なんか、女子の俺に対する視線が厳しくなってる気がするんだが。
「ごめん。話が逸れたな。だが、ここ数日間で訓練もしたから、どんな決闘でも比較的安全にはなるだろうと思う」
『いざとなったら、俺のこの二つ目の能力を使う機会も来るかもしれないしな。とは言っても、この能力にあまり頼られるのも困るから、使わないのが一番いいけどな』
そう考えていると突然、
「うっ!?」
と叫んだ人がいたので声の方を見てみると、
「大丈夫か!?鵜飼!?」
「かっ、か、んざ、きか?」
そう言いつつも、鵜飼は顔面蒼白になっている。
だが、数秒後、
息を切らしつつ、
「もう大丈夫です。
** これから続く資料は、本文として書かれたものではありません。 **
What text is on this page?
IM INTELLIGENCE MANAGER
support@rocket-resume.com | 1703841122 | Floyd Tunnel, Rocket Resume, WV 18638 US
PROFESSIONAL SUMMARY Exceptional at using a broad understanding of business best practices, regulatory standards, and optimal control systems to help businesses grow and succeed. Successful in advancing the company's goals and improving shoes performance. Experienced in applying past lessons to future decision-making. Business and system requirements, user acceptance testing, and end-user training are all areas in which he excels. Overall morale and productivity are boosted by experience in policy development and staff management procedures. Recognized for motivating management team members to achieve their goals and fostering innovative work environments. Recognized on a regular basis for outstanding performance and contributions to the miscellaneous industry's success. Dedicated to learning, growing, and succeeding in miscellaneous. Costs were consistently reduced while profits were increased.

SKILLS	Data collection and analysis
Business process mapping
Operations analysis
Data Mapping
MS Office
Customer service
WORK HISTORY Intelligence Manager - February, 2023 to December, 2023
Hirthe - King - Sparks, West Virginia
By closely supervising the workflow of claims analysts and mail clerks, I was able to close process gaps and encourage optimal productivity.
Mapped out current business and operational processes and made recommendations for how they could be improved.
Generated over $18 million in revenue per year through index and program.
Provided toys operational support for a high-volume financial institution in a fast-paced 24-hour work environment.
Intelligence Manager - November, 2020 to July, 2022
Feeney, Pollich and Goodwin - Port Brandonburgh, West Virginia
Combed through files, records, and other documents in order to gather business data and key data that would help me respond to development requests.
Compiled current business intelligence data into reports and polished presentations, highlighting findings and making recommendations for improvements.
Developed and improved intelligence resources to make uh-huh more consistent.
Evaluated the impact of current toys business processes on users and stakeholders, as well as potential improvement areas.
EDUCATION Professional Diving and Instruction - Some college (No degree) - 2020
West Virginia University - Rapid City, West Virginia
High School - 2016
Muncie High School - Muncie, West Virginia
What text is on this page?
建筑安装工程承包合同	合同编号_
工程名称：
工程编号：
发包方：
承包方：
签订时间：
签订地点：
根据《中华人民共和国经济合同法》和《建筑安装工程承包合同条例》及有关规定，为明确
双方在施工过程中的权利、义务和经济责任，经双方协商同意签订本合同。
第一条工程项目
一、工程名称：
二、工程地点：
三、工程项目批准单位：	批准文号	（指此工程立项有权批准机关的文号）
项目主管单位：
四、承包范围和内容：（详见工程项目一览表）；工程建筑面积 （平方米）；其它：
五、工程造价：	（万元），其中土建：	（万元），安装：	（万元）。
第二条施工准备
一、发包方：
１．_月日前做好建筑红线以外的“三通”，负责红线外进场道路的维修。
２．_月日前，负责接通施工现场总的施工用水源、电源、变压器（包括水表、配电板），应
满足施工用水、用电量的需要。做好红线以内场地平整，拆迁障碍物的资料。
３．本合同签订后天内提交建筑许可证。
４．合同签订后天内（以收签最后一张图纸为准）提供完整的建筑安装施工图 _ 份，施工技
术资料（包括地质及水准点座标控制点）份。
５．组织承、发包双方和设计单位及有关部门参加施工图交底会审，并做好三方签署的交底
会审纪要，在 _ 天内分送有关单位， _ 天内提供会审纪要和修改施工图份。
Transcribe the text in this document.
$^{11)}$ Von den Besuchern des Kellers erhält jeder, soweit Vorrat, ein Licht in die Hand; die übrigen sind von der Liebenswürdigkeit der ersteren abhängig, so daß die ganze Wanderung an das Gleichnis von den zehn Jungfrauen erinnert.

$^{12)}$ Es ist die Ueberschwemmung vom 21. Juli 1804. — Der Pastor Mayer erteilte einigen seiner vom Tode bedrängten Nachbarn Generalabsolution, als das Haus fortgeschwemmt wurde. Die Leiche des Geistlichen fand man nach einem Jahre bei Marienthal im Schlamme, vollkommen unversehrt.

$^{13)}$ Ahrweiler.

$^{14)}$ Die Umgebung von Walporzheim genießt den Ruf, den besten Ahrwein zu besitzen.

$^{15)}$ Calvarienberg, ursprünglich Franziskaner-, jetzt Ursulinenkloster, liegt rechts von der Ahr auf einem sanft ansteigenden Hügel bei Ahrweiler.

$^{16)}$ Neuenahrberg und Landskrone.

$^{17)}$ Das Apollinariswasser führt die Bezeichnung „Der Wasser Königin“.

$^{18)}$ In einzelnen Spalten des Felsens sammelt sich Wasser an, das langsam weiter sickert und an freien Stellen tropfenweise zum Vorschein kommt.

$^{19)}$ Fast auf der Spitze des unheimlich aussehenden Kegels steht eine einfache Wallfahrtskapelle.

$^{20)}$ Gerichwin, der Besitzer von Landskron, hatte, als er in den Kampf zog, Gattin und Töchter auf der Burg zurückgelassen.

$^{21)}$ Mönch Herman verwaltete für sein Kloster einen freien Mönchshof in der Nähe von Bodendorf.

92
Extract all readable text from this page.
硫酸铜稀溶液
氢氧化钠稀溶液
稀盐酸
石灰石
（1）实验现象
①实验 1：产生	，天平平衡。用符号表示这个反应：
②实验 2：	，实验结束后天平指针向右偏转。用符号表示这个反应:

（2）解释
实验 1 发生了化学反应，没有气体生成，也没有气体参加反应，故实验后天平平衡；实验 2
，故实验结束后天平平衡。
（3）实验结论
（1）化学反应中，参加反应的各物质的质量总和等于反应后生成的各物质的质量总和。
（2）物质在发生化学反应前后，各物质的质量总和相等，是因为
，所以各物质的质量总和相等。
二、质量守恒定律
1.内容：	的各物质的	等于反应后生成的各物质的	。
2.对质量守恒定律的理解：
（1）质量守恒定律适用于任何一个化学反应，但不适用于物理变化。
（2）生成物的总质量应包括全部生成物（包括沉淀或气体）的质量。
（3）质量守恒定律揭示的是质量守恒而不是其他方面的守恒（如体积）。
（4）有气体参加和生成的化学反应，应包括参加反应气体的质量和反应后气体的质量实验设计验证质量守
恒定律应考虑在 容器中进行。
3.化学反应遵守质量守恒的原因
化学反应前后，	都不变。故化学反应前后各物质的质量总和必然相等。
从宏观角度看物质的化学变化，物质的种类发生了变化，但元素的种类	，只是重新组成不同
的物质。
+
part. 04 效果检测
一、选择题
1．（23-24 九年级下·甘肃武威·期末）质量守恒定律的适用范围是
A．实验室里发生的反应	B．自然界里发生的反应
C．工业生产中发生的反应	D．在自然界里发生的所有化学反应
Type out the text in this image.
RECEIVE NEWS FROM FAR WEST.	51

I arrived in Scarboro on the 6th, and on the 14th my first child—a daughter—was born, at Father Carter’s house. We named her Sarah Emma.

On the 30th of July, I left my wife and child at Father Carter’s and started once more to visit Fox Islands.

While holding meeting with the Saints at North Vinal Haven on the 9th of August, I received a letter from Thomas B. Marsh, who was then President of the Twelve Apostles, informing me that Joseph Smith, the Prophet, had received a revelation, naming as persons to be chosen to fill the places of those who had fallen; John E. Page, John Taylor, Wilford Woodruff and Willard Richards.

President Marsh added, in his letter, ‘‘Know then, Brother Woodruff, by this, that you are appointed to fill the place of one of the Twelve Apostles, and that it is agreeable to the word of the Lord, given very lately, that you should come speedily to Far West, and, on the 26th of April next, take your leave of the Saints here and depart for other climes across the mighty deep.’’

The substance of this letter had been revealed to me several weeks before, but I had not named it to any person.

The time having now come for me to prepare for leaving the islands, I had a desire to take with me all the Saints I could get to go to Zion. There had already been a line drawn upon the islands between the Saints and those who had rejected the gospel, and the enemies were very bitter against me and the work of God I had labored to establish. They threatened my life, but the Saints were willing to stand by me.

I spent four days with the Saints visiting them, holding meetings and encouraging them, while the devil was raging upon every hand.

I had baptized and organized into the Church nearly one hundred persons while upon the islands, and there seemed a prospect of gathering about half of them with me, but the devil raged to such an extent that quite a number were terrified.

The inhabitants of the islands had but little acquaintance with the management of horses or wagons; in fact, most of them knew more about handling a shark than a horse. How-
」
と鵜飼は言った。
「どういう感じの辛さだったんだ?」
「なんて言えばいいんだろう?頭の中が痛む感じって言えばいいかな?」
「そうか。今はもう大丈夫なんだな?」
「はい」
「じゃあ、鵜飼は少し休んでくれてもいいが、会議は続けるぞ」
「いや、僕は大丈夫です」
「そうか、じゃあ鵜飼も入れて会議しようか」
「誰かこの中で、皇太陽について詳しく知っている人はいるか?」
「「私、知ってるよ!」」
と、恵子と彩音。
「皇くんがテレビに出てることは知ってるよね?」
これには全員が同意する。
「それで、皇くんが出てるテレビでみんながよく知ってるのはドラマだよね?」
「ああ、そうだな」
「でもね、他にもバラエティー番組、例えば、おしゃべり009とかだね」
「クイズ番組にも出てるんだよねー?」
「そうそう、だから知的なイメージもあるんだよねー」
「なるほど。ということは、何か知的な策略を用いてくる可能性もあるってことだな」
「みんな、これだけはどんな時でも覚えておいてくれ。もし何かあったら、すぐに連絡してくれ」
「「「「「わかったー!」」」」」
「じゃあ、今日は解散!!明日に備えてしっかり休んでくれ!」
そう言い、俺は解散するように促した。
するとその夜、ある事件が起きた。